For our two countries, the celebration of Independence Day holds great importance. Each country designates a holiday where people spend time with their families eating, drinking, and enjoying tradition.

India regrettably faces a serious pollution and waste problems. Like the United States, the Indian government is taking great initiative to clean up the country and to lessen the impact of corporate pollution. This government initiative interestingly begins with average citizens. Here, it is customary for citizens to throw their trash on the streets, on the ground, in the parks, etc. If this daily habit could be eradicated completely, India would see a drastic change in the cleanliness of their cities; this will take generations worth of initiative, but the effort has already begun due to their current Prime Minister.

“Yet, what began as a journey of noticing differences has turned into an adventure of discovering similarities. Our cultures may be different, our clothing may be different, and our driving may be entirely different, but at the end of the day we are all people…”

We then moved onto the differing economics of our country.

To the world, India is known as a third-world country, and the United States is known as a first-world country, and this is based upon economic standards. It is important to note, that India only considers itself a developing country from an economic standpoint. They reject the terminology of “developing” from a social and political standpoint, due to their culture’s rich history. When they look to the United States, they believe we are a developing country as well, but from a social standpoint, for we are adapting and changing so rapidly in our social climate.

Vidya, the school we are working in, held an assembly to celebrate India’s Independence Day. The founder of Vidya, in her speech to the school, reminded us that in India economic freedom is defined by the freedom from hunger and malnutrition. In the United States, we nowadays believe economic freedom is the freedom to do with your earnings as you wish.

We concluded by discussing our social differences.

To the world, we as Americans make up an individualistic society. We work to better our own lives, and we work to see ourselves succeed. India is a culture of collectivism, where the family is the central unit of ones life; nothing is more important than family.

For us Americans, timing is everything. Being late to an interview is unacceptable, and keeping a friend waiting is considered rude. In India, it could not be more opposite. Their use of the clock as a measuring tool is lax. They worry that an activity will not be completed, but they do not worry when you begin the activity, or when it is finished.

For both countries, dance is a medium to tell a story. In India, these stories are a tool to educate the current generations on a rich history of tradition. In the United States dance, while still telling story, has become more of a unit of emotional expression.

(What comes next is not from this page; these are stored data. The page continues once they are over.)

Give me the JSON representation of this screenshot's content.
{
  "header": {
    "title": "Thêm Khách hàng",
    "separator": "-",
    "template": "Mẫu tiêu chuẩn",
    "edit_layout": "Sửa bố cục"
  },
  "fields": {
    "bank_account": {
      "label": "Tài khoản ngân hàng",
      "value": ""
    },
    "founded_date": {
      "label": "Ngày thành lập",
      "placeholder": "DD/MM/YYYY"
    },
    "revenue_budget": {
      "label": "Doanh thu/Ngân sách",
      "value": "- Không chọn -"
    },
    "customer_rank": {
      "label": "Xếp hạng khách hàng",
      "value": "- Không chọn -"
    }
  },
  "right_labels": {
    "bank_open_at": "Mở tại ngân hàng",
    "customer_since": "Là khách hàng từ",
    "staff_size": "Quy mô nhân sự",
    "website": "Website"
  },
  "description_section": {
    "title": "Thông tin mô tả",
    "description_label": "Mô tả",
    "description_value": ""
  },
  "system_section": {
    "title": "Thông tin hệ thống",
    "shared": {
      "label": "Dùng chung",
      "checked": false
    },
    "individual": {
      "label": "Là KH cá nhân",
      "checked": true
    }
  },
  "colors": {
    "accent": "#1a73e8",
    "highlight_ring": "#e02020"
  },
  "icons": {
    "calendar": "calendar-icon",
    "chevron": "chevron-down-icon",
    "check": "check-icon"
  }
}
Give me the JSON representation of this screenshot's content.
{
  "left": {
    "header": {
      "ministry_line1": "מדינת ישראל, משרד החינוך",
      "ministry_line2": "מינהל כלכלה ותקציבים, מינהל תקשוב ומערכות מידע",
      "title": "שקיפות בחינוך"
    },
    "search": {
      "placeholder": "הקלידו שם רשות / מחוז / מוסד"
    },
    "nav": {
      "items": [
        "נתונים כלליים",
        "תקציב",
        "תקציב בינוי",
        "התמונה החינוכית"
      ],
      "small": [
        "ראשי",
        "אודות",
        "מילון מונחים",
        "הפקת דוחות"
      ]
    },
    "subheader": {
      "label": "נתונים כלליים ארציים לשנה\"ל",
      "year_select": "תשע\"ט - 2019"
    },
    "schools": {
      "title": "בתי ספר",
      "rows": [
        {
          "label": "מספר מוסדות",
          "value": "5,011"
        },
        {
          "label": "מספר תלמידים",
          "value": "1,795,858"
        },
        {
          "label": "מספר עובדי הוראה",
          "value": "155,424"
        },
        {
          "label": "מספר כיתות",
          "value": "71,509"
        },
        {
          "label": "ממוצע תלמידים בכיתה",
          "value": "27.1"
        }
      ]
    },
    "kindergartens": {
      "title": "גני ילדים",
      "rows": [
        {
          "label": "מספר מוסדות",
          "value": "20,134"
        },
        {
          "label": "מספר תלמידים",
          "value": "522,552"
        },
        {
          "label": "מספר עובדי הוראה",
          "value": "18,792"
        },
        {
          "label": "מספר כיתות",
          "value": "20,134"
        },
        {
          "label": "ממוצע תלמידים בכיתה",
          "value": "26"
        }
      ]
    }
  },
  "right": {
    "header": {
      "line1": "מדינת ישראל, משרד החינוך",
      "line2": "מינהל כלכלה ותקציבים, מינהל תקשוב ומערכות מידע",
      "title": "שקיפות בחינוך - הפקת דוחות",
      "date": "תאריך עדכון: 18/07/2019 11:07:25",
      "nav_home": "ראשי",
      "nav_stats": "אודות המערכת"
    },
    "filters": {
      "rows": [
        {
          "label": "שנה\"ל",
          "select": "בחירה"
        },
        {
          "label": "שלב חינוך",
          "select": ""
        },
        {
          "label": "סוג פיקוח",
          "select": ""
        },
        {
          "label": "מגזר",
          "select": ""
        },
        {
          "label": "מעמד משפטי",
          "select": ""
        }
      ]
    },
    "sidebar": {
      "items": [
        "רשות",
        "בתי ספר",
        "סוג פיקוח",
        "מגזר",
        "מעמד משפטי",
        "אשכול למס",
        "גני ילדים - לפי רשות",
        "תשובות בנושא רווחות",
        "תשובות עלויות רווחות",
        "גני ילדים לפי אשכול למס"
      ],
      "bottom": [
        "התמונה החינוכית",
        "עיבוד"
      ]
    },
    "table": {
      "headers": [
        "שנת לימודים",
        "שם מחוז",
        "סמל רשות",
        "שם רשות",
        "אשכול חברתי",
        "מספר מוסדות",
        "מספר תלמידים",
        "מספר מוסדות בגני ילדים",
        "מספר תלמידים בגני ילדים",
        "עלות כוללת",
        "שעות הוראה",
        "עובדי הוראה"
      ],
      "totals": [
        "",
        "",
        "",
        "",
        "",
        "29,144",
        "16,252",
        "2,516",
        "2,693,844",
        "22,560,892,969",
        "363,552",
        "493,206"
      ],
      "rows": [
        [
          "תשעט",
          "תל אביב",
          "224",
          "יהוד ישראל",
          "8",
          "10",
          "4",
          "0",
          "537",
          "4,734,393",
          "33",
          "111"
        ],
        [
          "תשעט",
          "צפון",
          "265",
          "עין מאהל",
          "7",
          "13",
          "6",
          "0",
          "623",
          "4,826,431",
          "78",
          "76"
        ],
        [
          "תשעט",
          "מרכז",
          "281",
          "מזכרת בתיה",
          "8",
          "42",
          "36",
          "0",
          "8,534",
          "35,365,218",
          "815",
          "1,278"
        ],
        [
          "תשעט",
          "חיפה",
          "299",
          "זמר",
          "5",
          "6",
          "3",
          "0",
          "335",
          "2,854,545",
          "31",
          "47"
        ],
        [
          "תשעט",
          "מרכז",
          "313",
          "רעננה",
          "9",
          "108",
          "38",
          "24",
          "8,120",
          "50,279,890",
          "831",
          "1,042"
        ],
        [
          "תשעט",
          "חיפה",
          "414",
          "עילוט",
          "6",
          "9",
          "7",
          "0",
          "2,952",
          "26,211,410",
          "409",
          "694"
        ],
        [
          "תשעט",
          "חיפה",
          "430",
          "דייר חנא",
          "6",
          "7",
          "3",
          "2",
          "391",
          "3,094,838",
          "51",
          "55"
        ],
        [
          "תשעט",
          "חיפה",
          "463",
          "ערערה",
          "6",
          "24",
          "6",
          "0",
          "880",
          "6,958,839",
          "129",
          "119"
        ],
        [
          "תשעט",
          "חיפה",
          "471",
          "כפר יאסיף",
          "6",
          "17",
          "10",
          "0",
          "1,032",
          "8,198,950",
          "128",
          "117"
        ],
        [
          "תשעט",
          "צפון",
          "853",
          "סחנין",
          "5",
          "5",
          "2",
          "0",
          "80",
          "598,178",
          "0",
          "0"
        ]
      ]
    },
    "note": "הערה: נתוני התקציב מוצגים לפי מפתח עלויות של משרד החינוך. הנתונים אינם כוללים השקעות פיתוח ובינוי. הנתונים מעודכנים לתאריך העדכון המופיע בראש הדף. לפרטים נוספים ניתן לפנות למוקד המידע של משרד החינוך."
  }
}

We are Americans living in India for three weeks. We come from a completely different place than the place we are currently taking up residence. Yet, what began as a journey of noticing differences has turned into an adventure of discovering similarities. Our cultures may be different, our clothing may be different, and our driving may be entirely different, but at the end of the day we are all people, looking for happiness, fighting for safety, and seeking out love.